Our IPv6 Wi-Fi revealed that attendees did not have any issues accessing the internet but some had problems with company VPN gateways that did not work with networks that rely on NAT64 and DNS64 to reach IPv4 only endpoints. Our hope is that the networking-savvy attendees go back to their companies and not only push for IPv6 but also insist that applications also work on IPv6-only networks, since that is the future of mobile networking.
Paul also shared the rapid increases some providers are seeing around the world, especially in mobile devices — sometimes 10x increases in the number of IPv6 devices in a matter of months. On the other side of the supply-demand equation, we see that content providers themselves are still not moving as fast with IPv6 support.
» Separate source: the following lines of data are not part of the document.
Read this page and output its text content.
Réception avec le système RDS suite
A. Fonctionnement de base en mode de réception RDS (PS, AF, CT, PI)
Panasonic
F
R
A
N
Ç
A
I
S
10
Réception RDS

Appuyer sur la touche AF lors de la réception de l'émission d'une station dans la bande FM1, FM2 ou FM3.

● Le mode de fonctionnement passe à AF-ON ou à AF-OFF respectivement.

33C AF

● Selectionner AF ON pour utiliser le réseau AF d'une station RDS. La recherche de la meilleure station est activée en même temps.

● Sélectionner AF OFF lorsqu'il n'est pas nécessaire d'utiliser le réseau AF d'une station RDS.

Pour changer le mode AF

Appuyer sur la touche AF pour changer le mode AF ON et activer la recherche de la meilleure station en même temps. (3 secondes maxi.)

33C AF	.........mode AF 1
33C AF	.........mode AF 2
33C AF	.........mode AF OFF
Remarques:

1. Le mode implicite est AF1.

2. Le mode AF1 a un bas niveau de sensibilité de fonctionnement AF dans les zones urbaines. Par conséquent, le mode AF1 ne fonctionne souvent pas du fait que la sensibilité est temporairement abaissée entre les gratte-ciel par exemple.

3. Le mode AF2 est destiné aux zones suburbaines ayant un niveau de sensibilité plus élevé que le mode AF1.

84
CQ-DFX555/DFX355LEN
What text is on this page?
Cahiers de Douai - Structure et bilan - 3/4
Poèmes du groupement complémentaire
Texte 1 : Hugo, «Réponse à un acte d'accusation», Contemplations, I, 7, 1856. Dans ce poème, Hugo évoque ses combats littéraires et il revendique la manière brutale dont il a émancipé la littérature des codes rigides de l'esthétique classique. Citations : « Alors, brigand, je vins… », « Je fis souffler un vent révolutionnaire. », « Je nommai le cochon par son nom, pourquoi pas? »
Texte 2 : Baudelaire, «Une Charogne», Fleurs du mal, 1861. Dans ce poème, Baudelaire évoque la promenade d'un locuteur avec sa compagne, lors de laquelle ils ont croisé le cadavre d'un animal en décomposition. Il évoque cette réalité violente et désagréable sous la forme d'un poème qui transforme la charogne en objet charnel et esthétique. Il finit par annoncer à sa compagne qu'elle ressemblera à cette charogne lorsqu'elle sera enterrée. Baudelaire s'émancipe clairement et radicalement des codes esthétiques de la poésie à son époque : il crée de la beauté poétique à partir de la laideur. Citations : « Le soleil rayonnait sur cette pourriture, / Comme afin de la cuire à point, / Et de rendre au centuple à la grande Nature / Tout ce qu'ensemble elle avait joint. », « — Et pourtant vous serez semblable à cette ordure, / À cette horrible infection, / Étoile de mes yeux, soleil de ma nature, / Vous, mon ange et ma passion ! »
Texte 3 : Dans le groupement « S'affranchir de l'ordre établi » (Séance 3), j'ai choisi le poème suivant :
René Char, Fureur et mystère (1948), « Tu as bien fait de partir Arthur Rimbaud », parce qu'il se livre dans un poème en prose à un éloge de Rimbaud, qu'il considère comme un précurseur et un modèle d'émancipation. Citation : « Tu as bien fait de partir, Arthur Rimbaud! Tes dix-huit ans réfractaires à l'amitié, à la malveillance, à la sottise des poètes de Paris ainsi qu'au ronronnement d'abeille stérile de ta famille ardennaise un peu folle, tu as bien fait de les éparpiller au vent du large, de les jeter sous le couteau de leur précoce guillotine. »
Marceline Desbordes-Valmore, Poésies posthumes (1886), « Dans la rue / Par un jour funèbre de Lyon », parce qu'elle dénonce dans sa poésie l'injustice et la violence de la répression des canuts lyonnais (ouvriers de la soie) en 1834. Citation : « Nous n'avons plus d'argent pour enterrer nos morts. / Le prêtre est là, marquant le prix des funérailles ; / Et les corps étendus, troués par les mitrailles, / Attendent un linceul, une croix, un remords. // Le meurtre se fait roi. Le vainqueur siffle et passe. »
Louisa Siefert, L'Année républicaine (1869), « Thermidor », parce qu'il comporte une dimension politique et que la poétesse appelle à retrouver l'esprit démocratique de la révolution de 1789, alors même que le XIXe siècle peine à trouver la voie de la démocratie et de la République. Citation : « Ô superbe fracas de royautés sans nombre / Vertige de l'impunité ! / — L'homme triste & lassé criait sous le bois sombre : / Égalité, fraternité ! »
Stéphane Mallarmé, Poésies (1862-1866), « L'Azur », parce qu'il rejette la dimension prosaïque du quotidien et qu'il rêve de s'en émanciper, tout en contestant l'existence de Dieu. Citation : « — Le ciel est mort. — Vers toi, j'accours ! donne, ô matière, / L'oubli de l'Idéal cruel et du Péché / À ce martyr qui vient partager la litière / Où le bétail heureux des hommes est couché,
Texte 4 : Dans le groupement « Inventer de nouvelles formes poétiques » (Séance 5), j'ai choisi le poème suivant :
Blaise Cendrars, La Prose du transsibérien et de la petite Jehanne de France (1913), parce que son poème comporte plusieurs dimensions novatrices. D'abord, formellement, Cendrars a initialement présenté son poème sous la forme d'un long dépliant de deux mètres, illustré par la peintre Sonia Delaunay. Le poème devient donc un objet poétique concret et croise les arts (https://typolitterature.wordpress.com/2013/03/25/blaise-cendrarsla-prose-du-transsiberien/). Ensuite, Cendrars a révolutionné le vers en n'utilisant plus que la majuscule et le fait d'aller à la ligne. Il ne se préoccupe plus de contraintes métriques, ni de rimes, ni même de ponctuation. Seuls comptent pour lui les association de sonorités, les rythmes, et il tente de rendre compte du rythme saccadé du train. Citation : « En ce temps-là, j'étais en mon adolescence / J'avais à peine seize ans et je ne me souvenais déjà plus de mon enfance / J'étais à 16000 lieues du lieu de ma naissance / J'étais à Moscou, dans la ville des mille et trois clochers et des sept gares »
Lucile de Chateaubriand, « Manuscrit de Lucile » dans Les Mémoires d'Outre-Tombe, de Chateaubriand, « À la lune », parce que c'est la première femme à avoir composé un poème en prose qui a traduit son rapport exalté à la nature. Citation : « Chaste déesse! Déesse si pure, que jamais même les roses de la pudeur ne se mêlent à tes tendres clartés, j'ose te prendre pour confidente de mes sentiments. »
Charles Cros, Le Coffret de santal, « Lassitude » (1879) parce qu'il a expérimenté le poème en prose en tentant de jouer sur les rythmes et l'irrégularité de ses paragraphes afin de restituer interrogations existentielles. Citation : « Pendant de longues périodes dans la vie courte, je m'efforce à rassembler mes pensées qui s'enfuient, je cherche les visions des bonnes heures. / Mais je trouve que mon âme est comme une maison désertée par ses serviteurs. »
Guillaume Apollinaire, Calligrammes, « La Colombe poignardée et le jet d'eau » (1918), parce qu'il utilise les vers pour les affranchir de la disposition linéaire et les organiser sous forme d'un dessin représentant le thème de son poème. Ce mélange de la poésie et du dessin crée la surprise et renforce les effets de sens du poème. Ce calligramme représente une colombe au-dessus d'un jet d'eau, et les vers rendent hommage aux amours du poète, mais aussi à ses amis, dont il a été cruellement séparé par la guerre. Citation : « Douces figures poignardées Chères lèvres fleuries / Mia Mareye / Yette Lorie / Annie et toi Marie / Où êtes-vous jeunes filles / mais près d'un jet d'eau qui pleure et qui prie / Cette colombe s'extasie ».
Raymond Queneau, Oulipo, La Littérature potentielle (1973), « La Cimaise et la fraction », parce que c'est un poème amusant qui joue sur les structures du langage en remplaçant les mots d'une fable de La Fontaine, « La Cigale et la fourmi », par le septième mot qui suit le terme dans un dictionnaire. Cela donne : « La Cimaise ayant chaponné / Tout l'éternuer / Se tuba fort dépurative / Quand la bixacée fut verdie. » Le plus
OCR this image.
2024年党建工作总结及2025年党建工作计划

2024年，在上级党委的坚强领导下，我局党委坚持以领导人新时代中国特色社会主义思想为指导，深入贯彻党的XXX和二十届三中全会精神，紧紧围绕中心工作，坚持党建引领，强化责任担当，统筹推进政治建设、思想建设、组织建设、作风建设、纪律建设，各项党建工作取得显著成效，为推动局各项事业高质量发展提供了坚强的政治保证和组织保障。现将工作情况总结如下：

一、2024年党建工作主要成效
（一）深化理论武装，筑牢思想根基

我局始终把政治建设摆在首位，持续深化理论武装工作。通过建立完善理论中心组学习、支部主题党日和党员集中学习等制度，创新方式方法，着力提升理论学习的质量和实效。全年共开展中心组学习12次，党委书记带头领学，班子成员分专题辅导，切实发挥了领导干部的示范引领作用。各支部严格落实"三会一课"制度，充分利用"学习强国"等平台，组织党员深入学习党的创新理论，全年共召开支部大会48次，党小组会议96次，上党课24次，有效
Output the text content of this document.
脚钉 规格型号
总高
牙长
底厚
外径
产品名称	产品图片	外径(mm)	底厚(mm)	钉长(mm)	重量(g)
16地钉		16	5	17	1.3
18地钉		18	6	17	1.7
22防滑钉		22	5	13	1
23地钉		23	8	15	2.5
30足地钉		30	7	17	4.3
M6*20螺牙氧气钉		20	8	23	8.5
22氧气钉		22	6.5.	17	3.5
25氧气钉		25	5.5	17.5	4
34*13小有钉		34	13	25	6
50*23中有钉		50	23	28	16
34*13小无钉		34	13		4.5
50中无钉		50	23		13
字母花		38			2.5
This disparity — where content lives in IPv4, but people are accessing the network via IPv6 — shows us that people are not taking advantage of the observed better performance on IPv6, and content providers aren’t taking advantage of the flexibility and scalability that IPv6 provides. The move to IPv6 is no longer about IPv4 address exhaustion; it’s about providing better networking and innovative services to our customers.